You don’t really hear the radio waves (which are a type of light!), you hear the sound they encode. The encoding systems don’t pay attention to the base frequency involved.
Imagine sitting in a room and watching a roll of paper scroll by with a wavy line on it. Your job is to sing along – when the waves get bigger, you sing higher. When it flattens, you sing lower.
This is basically how ‘AM’, or ‘Amplitude Modulation’ radio works. The frequency of the line doesn’t matter, just how tall the waves are.
FM radio is based on frequency, but it’s *relative* frequency that matters. So you’d sing higher when the waves get closer together, and lower when they’re farther apart. Again the exact base rate doesn’t matter.

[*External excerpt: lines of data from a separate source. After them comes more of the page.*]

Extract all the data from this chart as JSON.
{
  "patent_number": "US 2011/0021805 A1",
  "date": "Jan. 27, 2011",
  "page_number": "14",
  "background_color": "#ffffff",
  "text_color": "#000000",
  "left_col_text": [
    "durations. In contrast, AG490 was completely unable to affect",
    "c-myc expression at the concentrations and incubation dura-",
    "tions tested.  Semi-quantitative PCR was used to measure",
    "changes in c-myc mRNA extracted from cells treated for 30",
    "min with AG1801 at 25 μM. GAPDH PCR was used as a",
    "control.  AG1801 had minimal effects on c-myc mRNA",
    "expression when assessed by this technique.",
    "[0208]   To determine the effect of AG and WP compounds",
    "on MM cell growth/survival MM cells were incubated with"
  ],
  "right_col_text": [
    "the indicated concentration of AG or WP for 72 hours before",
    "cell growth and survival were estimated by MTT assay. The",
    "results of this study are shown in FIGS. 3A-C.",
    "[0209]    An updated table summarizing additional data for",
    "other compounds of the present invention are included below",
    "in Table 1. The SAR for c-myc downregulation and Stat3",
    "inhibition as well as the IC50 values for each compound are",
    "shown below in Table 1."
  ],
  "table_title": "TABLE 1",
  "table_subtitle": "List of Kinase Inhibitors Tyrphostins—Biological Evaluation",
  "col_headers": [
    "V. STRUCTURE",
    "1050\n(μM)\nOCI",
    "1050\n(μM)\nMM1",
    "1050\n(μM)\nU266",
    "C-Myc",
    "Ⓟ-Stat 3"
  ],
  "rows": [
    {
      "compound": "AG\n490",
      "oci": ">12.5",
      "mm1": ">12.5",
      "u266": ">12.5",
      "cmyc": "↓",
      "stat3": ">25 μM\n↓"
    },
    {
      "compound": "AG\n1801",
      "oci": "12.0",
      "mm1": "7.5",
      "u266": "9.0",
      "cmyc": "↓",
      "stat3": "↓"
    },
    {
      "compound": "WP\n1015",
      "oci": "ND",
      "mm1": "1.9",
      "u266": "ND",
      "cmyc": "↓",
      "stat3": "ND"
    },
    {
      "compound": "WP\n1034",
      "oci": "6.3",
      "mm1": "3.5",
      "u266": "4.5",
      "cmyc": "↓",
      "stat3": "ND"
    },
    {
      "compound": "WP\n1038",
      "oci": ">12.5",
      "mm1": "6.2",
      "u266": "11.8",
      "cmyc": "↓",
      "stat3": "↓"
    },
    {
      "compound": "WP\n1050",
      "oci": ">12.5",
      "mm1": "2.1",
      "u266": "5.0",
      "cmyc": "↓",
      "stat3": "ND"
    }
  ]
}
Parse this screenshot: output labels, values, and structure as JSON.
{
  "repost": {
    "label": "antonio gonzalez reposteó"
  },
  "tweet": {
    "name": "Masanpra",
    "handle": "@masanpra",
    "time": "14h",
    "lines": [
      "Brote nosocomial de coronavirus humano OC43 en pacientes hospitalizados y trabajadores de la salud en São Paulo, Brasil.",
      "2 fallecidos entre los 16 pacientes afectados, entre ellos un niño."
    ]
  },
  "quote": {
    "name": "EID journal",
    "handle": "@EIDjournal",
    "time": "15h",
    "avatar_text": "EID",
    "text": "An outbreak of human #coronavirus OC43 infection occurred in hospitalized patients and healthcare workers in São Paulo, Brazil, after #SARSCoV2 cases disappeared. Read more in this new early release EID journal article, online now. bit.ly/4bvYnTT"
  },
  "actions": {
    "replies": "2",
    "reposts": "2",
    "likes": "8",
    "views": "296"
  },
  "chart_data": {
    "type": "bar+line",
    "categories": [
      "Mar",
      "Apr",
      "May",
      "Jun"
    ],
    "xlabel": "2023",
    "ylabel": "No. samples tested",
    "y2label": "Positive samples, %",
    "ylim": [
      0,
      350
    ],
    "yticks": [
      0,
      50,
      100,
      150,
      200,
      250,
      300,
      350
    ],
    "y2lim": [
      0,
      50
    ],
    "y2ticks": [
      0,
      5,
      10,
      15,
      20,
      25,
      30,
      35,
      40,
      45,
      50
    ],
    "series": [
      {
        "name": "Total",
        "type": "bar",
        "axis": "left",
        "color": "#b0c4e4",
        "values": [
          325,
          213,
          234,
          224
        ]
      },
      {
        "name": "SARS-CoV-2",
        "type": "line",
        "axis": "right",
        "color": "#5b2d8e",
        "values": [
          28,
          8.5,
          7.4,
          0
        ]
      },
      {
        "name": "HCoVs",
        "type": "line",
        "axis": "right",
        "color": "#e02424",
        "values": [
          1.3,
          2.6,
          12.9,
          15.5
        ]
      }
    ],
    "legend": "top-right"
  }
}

Some interesting problems arise with both of these methods – for example, AM radio tends to crap out a bit when there’s stuff in the way that muffles it (like going under a big bridge or a tunnel or something). This is basically because your radio can’t tell if the line is flattening because it’s supposed to play lower music, or because there’s a big chunk of cement in the way!
FM is more robust as you just need to get enough signal to tell how far apart the waves are coming. However, you need more bandwidth for this kind of signal – the highest pitches you want to send on a radio channel can’t interfere with the lowest pitches from the next channel up. So there’s less airspace for FM radio.
Modern radio uses more complex encoding systems than what I’ve written here, but the basic principles are still the same.